After the addition of the cold alcohol we then placed the test tube back in the rack and allowed it to stand for approximately 15 minutes. The DNA begin precipitating between the two layer. After the 15 minutes had passed we could see a measurable amount of DNA floating at the top of the alcohol, in the test tub. This looked much like the beaker displayed on the next page in figure 3.
Figure 3
We then used our spatula to remove a DNA sample from the test tube to place on a virgin slide. We had prepared the slide for the sample earlier while waiting for the DNA to rise. We prepared the virgin slide by simply placing a circle on the bottom side of the slide. Therefore all we needed to do at this point was to place our sample in the circle on the top side of the slide and place a side cover on top of the sample.
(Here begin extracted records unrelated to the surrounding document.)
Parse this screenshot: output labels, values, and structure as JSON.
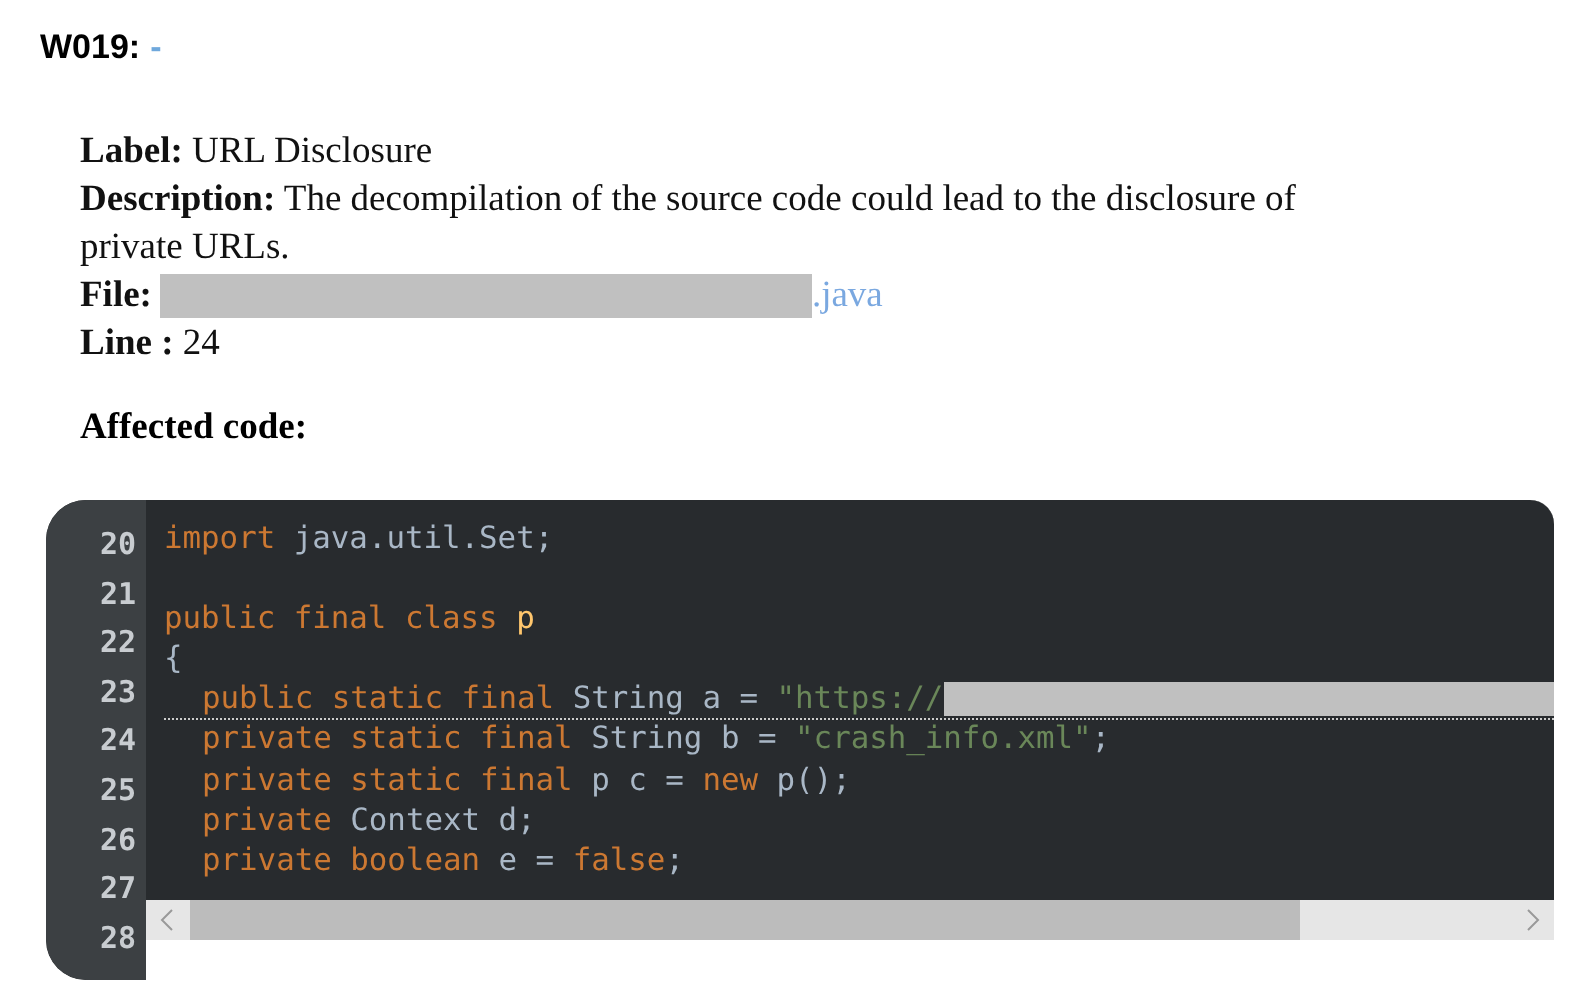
{
  "heading": {
    "code": "W019:",
    "link": "-"
  },
  "details": [
    {
      "label": "Label:",
      "value": "URL Disclosure"
    },
    {
      "label": "Description:",
      "value": "The decompilation of the source code could lead to the disclosure of private URLs."
    },
    {
      "label": "File:",
      "value": ".java",
      "redacted": true,
      "link": true
    },
    {
      "label": "Line :",
      "value": "24"
    }
  ],
  "section_title": "Affected code:",
  "code": {
    "lines": [
      {
        "number": "20",
        "highlighted": false,
        "indented": false,
        "tokens": [
          {
            "kind": "keyword",
            "text": "import"
          },
          {
            "kind": "plain",
            "text": " java.util.Set;"
          }
        ]
      },
      {
        "number": "21",
        "highlighted": false
      },
      {
        "number": "22",
        "highlighted": false,
        "indented": false,
        "tokens": [
          {
            "kind": "keyword",
            "text": "public final class"
          },
          {
            "kind": "classname",
            "text": " p"
          }
        ]
      },
      {
        "number": "23",
        "highlighted": false,
        "indented": false,
        "tokens": [
          {
            "kind": "plain",
            "text": "{"
          }
        ]
      },
      {
        "number": "24",
        "highlighted": true,
        "redacted": true,
        "indented": true,
        "tokens": [
          {
            "kind": "keyword",
            "text": "public static final"
          },
          {
            "kind": "plain",
            "text": " String a = "
          },
          {
            "kind": "string",
            "text": "\"https://"
          }
        ]
      },
      {
        "number": "25",
        "highlighted": false,
        "indented": true,
        "tokens": [
          {
            "kind": "keyword",
            "text": "private static final"
          },
          {
            "kind": "plain",
            "text": " String b = "
          },
          {
            "kind": "string",
            "text": "\"crash_info.xml\""
          },
          {
            "kind": "plain",
            "text": ";"
          }
        ]
      },
      {
        "number": "26",
        "highlighted": false,
        "indented": true,
        "tokens": [
          {
            "kind": "keyword",
            "text": "private static final"
          },
          {
            "kind": "plain",
            "text": " p c = "
          },
          {
            "kind": "keyword",
            "text": "new"
          },
          {
            "kind": "plain",
            "text": " p();"
          }
        ]
      },
      {
        "number": "27",
        "highlighted": false,
        "indented": true,
        "tokens": [
          {
            "kind": "keyword",
            "text": "private"
          },
          {
            "kind": "plain",
            "text": " Context d;"
          }
        ]
      },
      {
        "number": "28",
        "highlighted": false,
        "indented": true,
        "tokens": [
          {
            "kind": "keyword",
            "text": "private boolean"
          },
          {
            "kind": "plain",
            "text": " e = "
          },
          {
            "kind": "keyword",
            "text": "false"
          },
          {
            "kind": "plain",
            "text": ";"
          }
        ]
      }
    ]
  }
}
We were then ready for the microscope. We placed our sample under the microscope and view the sample under the 4X, 10X, 40X and 100X objectives. What I viewed in each objective is illustrated in figure 4 below.
Figure 4
Discussion – As we investigated the divisions of cells and what cells are made of, it has been found that all cells have a distinct finger print found in the form of DNA. This DNA can be found in the nucleus of the cell. Today we were able to remove that DNA and view it by breaking down the cell wall and allowing the DNA to be released. Conclusion – Cells must have a controlled timing for cell division, the organisms would not have structure without it. In the division of the cells the DNA must decide properly or the result is abnormalities such as Cancer or Down syndrome. References – Biology I Lab book – Symbiosos: The Benjamin Cummings Custom laboratory program for the biological sciences.